Answering the Question: What Is Enlightenment? (German: Beantwortung der Frage: Was ist Aufklärung?) is a 1784 essay by the philosopher Immanuel Kant. In the December 1784 publication of the Berlinische Monatsschrift (Berlin Monthly), edited by Friedrich Gedike and Johann Erich Biester, Kant replied to the question posed a year earlier by the Reverend Johann Friedrich Zöllner, who was also an official in the Prussian government. Zöllner's question was addressed to a broad intellectual public community, in reply to Biester's essay entitled: "Proposal, not to engage the clergy any longer when marriages are conducted" (April 1783) and a number of leading intellectuals replied with essays, of which Kant's is the most famous and has had the most impact. Kant's opening paragraph of the essay is a much-cited definition of a lack of Enlightenment as people's inability to think for themselves due not to their lack of intellect, but lack of courage.

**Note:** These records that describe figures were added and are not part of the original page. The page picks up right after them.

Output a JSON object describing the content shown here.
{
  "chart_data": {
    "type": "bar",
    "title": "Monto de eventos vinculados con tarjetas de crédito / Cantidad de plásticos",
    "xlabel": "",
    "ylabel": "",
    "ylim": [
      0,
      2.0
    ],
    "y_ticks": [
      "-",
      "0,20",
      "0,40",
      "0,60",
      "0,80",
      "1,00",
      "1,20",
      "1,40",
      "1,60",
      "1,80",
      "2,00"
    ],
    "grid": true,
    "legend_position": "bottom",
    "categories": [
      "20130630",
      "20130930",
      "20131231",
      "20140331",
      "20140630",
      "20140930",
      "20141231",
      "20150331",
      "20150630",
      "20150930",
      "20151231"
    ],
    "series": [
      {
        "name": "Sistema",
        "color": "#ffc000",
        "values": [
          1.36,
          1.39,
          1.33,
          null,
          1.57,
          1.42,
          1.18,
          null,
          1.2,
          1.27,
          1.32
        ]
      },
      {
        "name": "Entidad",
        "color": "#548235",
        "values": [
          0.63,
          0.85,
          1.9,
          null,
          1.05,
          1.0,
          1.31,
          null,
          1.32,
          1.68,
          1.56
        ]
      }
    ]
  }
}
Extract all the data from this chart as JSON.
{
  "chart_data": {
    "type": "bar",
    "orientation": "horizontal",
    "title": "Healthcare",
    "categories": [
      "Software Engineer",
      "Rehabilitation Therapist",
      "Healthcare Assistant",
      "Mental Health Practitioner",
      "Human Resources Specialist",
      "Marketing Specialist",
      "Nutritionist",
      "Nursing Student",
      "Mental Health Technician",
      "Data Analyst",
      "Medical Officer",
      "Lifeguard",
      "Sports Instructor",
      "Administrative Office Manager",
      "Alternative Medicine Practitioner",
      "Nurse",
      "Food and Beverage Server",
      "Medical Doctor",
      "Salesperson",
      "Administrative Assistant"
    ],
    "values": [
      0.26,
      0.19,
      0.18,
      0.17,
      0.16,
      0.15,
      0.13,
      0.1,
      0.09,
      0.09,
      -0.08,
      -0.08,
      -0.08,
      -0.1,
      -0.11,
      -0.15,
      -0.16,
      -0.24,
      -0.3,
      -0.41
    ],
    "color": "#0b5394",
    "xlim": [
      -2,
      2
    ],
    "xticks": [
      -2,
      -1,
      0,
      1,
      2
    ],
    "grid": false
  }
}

Kant's essay also addressed the causes of a lack of enlightenment and the preconditions necessary to make it possible for people to enlighten themselves. He held it necessary that all church and state paternalism be abolished and people be given the freedom to use their own intellect. Kant praised Frederick II of Prussia for creating these preconditions. Kant focused on religious issues, saying that "our rulers" had less interest in telling citizens what to think in regard to artistic and scientific issues.
Kant answers the question in the first sentence of the essay: "Enlightenment is man's emergence from his self-incurred immaturity." He argues that the immaturity is self-inflicted not from a lack of understanding, but from the lack of courage to use one's reason, intellect, and wisdom without the guidance of another. He exclaims that the motto of enlightenment is "Sapere aude"! – Dare to be wise!
The German word "Unmündigkeit" means not having attained age of majority or legal adulthood. "Unmündig" also means "dependent" or "unfree", and another translation is "tutelage" or "nonage" (the condition of "not [being] of age"). Kant, whose moral philosophy is centred on the concept of autonomy, here distinguishes between a person who is intellectually autonomous and one who keeps him/herself in an intellectually heteronomous, i.e., dependent and immature status.